Dans les deux premiers chapitres de la lettre aux Galates, l’apôtre Paul retrace les grandes étapes de sa vie depuis sa conversion. Un passage faisant référence à un voyage en Arabie fait l’objet de débats de nos jours :
Ga 1,15-17 (TOB modifié à partir du texte grec) |
Ga 1,15-17 (NA28) |
15 Mais, lorsque celui qui m’a mis à part depuis le sein de ma mère et m’a appelé par sa grâce a jugé bon 16 de révéler son Fils en moi afin que je l’annonce parmi les païens, aussitôt, je n’ai pas consulté aucun conseil humain (litt. « la chair et le sang ») 17 ni monté à Jérusalem auprès de ceux qui étaient apôtres avant moi, mais je suis parti pour l’Arabie, et je suis revenu encore à Damas. | 15 Ὅτε δὲ εὐδόκησεν [ὁ θεὸς] ὁ ἀφορίσας με ἐκ κοιλίας μητρός μου καὶ καλέσας διὰ τῆς χάριτος αὐτοῦ 16 ἀποκαλύψαι τὸν υἱὸν αὐτοῦ ἐν ἐμοί, ἵνα εὐαγγελίζωμαι αὐτὸν ἐν τοῖς ἔθνεσιν, εὐθέως οὐ προσανεθέμην σαρκὶ καὶ αἵματι 17 οὐδὲ ἀνῆλθον εἰς Ἱεροσόλυμα πρὸς τοὺς πρὸ ἐμοῦ ἀποστόλους, ἀλλ’ ἀπῆλθον εἰς Ἀραβίαν καὶ πάλιν ὑπέστρεψα εἰς Δαμασκόν. |
Dans les églises, il est courant d’entendre que l’apôtre Paul s’est rendu en Arabie pour repenser sa foi juive, après avoir été bouleversé par sa rencontre avec le Christ ressuscité. Il est possible qu’il se soit même rendu au mont Sinaï pour méditer, faire le point et reconstruire sa théologie. On sait que le mont Sinaï est un lieu chargé symboliquement en rapport avec la révélation divine : c’est là où Moïse a reçu les dix commandements. En s’appuyant sur ce passage de Galates 1,15-17, Paul est parfois présenté comme un modèle de croyant nouvellement transformé, qui investi trois années de sa vie pour approfondir sa foi, semblable aux étudiants en théologie qui entreprennent aujourd’hui un baccalauréat.
Galates 1,15-17 : « Aussitôt… je suis parti en Arabie »

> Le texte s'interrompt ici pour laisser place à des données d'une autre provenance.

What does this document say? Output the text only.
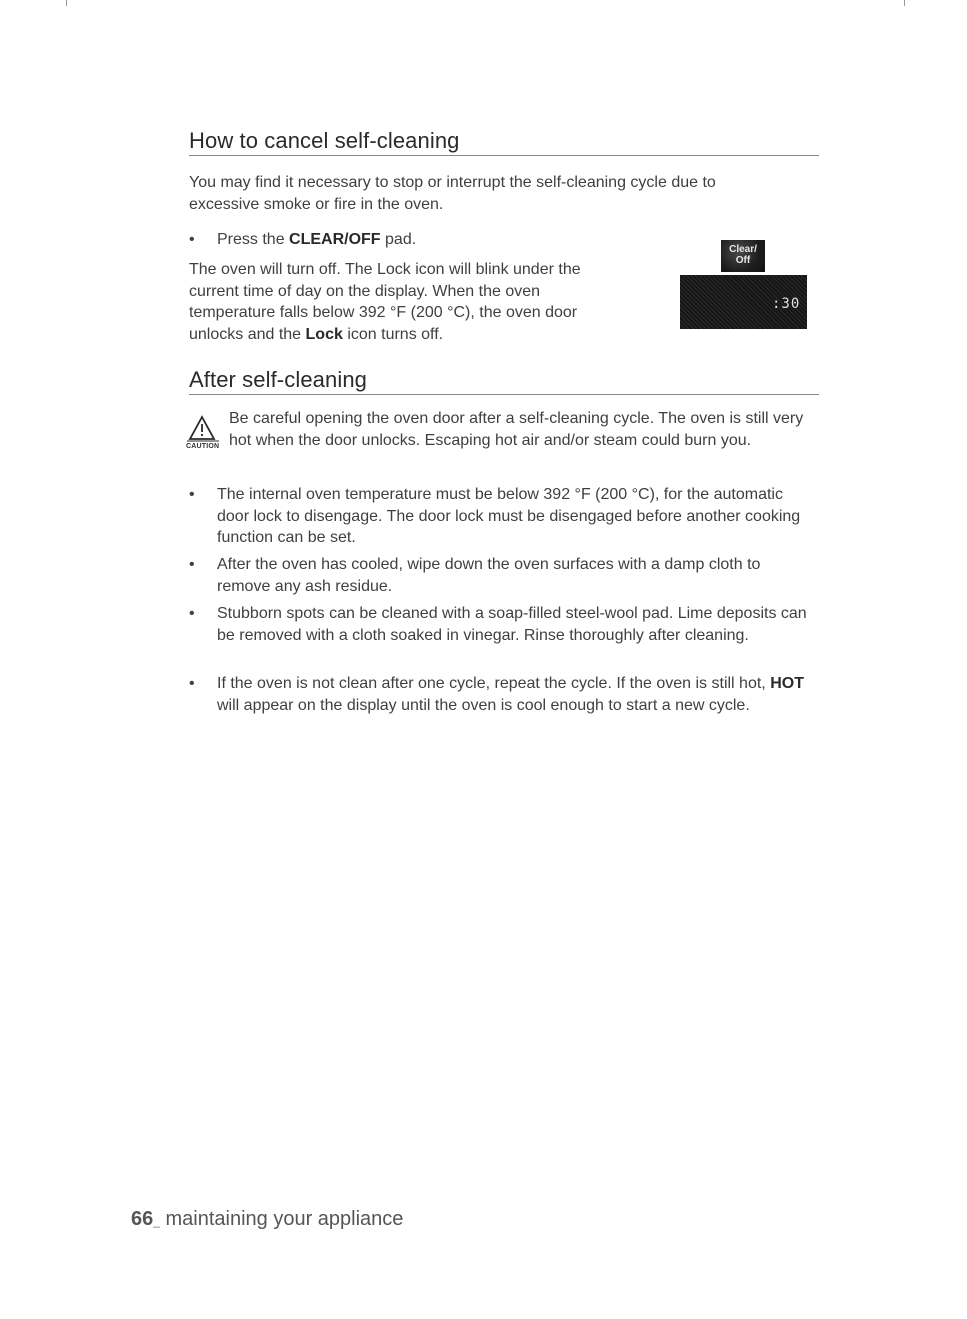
How to cancel self-cleaning

You may find it necessary to stop or interrupt the self-cleaning cycle due to excessive smoke or fire in the oven.

•	Press the CLEAR/OFF pad.

The oven will turn off. The Lock icon will blink under the current time of day on the display. When the oven temperature falls below 392 °F (200 °C), the oven door unlocks and the Lock icon turns off.

Clear/
Off
:30
After self-cleaning
CAUTION

Be careful opening the oven door after a self-cleaning cycle. The oven is still very hot when the door unlocks. Escaping hot air and/or steam could burn you.

•	The internal oven temperature must be below 392 °F (200 °C), for the automatic door lock to disengage. The door lock must be disengaged before another cooking function can be set.
•	After the oven has cooled, wipe down the oven surfaces with a damp cloth to remove any ash residue.
•	Stubborn spots can be cleaned with a soap-filled steel-wool pad. Lime deposits can be removed with a cloth soaked in vinegar. Rinse thoroughly after cleaning.
•	If the oven is not clean after one cycle, repeat the cycle. If the oven is still hot, HOT will appear on the display until the oven is cool enough to start a new cycle.
66_ maintaining your appliance
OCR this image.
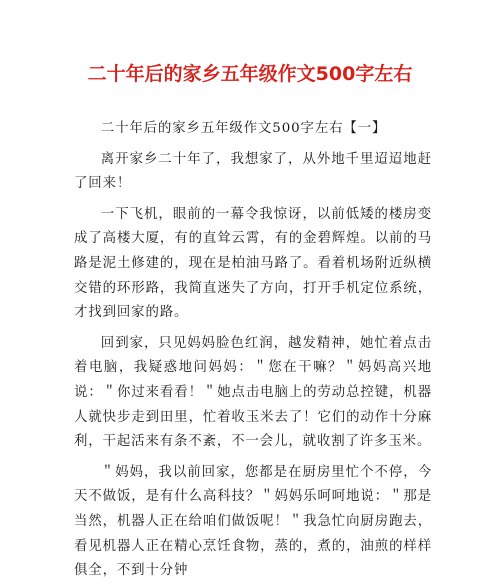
二十年后的家乡五年级作文500字左右

二十年后的家乡五年级作文500字左右【一】

离开家乡二十年了，我想家了，从外地千里迢迢地赶了回来！

一下飞机，眼前的一幕令我惊讶，以前低矮的楼房变成了高楼大厦，有的直耸云霄，有的金碧辉煌。以前的马路是泥土修建的，现在是柏油马路了。看着机场附近纵横交错的环形路，我简直迷失了方向，打开手机定位系统，才找到回家的路。

回到家，只见妈妈脸色红润，越发精神，她忙着点击着电脑，我疑惑地问妈妈：＂您在干嘛？＂妈妈高兴地说：＂你过来看看！＂她点击电脑上的劳动总控键，机器人就快步走到田里，忙着收玉米去了！它们的动作十分麻利，干起活来有条不紊，不一会儿，就收割了许多玉米。

＂妈妈，我以前回家，您都是在厨房里忙个不停，今天不做饭，是有什么高科技？＂妈妈乐呵呵地说：＂那是当然，机器人正在给咱们做饭呢！＂我急忙向厨房跑去，看见机器人正在精心烹饪食物，蒸的，煮的，油煎的样样俱全，不到十分钟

Lorsqu’on examine la question de plus près, cette idée n’a pourtant aucun fondement dans le texte. Au contraire, tout semble indiquer que Paul s’est rendu en Arabie pour annoncer la Bonne Nouvelle de Jésus et mettre en pratique son appel missionnaire sans tarder. Dans les deux premiers chapitres de la lettre aux Galates, l’objectif de Paul est de démontrer que l’Évangile qu’il a transmis aux Galates est le seul message authentiquement approuvé par Dieu. Il justifie son autorité apostolique en expliquant qu’elle provient directement de Dieu par l’entremise de la christophanie qui a causé son changement de vie drastique.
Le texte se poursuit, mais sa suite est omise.